# Surge Protector Problems with 921?



## bloom (Jul 29, 2004)

My 921 crashed two months ago. The replacement unit has never worked well, with frequent video hangups, and clicking on the hard drive. Monday, they sent out a third unit, which doesn't work - it froze up when I tried to authorize programming, and has never unfrozen. Oh well.

However, an odd thing happened. Suddenly the defective second unit started working. When I tried to watch one of the saved programs, the play-back was perfect. For weeks, everything recorded was horrible, but now, no problems. Two things had changed. (1) The satellite connections were no longer there. (2) The machine was plugged directly into a wall socket, the new machine was running through the Monster Power protector, and had cables hooked up.

I asked a dish tech about this, and she thought that the surge protector had been causing the previous lockups. I hooked back up the sat cables, but left out the surge protector, and, for two days, no major problems. 

What do you think? Can running the 921 through a surge protector really cause video lockups? If so, why don't other Dish Reps know this? I've been on the phone constantly with them for two months, and this is the first time anyone mentioned this as a potential problem.

I searched the forum and found only a poll trying to relate problems and surge protectors. Obviously this has been considered before, but never confirmed. Any feedback would be appreciated.


----------



## Michael P (Oct 27, 2004)

I use a surge protector and have had no problems associated with the device. 

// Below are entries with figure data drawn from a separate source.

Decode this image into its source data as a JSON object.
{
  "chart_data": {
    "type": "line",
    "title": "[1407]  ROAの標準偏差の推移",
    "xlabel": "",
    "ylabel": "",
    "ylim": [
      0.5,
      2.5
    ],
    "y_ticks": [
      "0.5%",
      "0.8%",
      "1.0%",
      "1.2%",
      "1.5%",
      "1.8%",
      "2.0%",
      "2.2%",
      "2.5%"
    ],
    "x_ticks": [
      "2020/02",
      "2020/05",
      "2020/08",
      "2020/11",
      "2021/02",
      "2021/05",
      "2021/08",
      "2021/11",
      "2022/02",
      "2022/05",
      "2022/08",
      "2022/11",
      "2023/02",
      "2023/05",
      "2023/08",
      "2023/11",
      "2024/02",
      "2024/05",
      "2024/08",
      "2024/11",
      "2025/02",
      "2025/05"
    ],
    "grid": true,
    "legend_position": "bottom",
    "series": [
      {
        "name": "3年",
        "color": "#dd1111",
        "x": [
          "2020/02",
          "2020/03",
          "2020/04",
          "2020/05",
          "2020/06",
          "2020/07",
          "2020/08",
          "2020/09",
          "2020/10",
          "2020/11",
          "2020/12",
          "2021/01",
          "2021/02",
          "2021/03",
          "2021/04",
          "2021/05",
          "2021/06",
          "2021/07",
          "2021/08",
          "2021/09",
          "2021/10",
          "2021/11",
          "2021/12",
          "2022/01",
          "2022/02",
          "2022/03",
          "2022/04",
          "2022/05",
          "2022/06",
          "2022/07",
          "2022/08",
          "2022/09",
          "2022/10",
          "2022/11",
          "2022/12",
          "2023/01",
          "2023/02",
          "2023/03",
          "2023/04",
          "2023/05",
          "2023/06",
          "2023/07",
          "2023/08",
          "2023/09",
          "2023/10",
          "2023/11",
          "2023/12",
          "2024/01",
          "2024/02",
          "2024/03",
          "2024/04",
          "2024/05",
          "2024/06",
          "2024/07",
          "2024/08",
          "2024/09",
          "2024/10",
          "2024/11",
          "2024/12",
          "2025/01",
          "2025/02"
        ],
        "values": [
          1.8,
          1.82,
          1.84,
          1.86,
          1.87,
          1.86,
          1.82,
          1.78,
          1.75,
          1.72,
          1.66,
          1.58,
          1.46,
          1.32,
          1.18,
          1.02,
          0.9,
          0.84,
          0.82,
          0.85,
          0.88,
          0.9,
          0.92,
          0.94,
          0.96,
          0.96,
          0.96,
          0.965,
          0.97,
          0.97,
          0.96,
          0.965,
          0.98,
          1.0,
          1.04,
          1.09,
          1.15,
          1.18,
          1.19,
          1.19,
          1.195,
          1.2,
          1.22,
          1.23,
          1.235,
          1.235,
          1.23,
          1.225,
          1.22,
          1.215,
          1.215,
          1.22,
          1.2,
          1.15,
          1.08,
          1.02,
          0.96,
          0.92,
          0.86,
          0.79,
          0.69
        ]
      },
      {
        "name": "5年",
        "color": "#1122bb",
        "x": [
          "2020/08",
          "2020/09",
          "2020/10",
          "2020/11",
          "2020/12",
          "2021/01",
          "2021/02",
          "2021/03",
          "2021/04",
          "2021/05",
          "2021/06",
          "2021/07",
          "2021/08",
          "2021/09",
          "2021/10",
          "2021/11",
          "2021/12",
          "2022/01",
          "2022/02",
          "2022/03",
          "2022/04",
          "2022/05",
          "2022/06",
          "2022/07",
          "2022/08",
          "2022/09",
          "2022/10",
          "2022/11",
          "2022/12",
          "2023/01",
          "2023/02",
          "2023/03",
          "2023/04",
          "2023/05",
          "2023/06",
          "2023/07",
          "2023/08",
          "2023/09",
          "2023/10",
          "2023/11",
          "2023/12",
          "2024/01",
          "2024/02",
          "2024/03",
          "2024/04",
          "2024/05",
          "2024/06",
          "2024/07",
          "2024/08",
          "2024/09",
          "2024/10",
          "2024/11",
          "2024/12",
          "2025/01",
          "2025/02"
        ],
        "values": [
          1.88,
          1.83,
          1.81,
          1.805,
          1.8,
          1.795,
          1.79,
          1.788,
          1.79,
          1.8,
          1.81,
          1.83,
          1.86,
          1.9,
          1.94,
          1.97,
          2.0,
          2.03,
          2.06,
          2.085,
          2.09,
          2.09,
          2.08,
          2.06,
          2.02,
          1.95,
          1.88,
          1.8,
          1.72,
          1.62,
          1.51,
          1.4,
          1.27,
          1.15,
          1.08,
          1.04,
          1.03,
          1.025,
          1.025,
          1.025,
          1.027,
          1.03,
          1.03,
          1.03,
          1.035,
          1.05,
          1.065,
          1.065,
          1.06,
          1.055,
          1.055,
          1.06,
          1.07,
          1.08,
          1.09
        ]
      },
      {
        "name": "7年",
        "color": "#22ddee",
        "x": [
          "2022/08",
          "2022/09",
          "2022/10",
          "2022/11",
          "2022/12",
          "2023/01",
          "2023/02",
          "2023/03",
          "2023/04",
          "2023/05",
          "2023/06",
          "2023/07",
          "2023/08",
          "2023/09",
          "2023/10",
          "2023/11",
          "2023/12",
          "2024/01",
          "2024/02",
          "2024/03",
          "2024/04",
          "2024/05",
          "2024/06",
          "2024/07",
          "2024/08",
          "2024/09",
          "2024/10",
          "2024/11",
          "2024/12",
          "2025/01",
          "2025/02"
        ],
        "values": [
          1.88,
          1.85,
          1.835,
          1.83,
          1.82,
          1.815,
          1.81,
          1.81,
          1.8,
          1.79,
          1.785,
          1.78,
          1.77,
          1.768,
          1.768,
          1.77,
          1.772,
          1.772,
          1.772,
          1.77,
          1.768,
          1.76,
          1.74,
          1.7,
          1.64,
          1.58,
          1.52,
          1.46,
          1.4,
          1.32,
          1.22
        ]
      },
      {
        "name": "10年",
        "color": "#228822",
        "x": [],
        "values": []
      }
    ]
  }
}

OTOH I have had several problems related to the grounding of the dish cables. That had never been anissue with my previous non-DVR receivers, but the 921 seems to be very sensitive to static charges form the dish. Once I improved my dish's grounding the 921 became more stable.


----------



## oljim (Aug 6, 2002)

Many surge protectors will not work with sat. rec because they were not made to pass LNB voltage and /or 2 gig signal.
The Pannamax will work with dish pro and it says so on the package
I have had a 2700, 3 old dishplayers (7100/7200) 2 721s, 921 and a 622.
All were used with LNB cable ph line and power.
I never had a single failure, have never requried a service call, and never had a dish grounded.
I also have a backup power supply on every DVR


----------



## bloom (Jul 29, 2004)

oljim said:


> Many surge protectors will not work with sat. rec because they were not made to pass LNB voltage and /or 2 gig signal.
> The Pannamax will work with dish pro and it says so on the package
> I have had a 2700, 3 old dishplayers (7100/7200) 2 721s, 921 and a 622.
> All were used with LNB cable ph line and power.
> ...


Thanks for the advice. I will query Monster Power about it. This sounds like the problem.


----------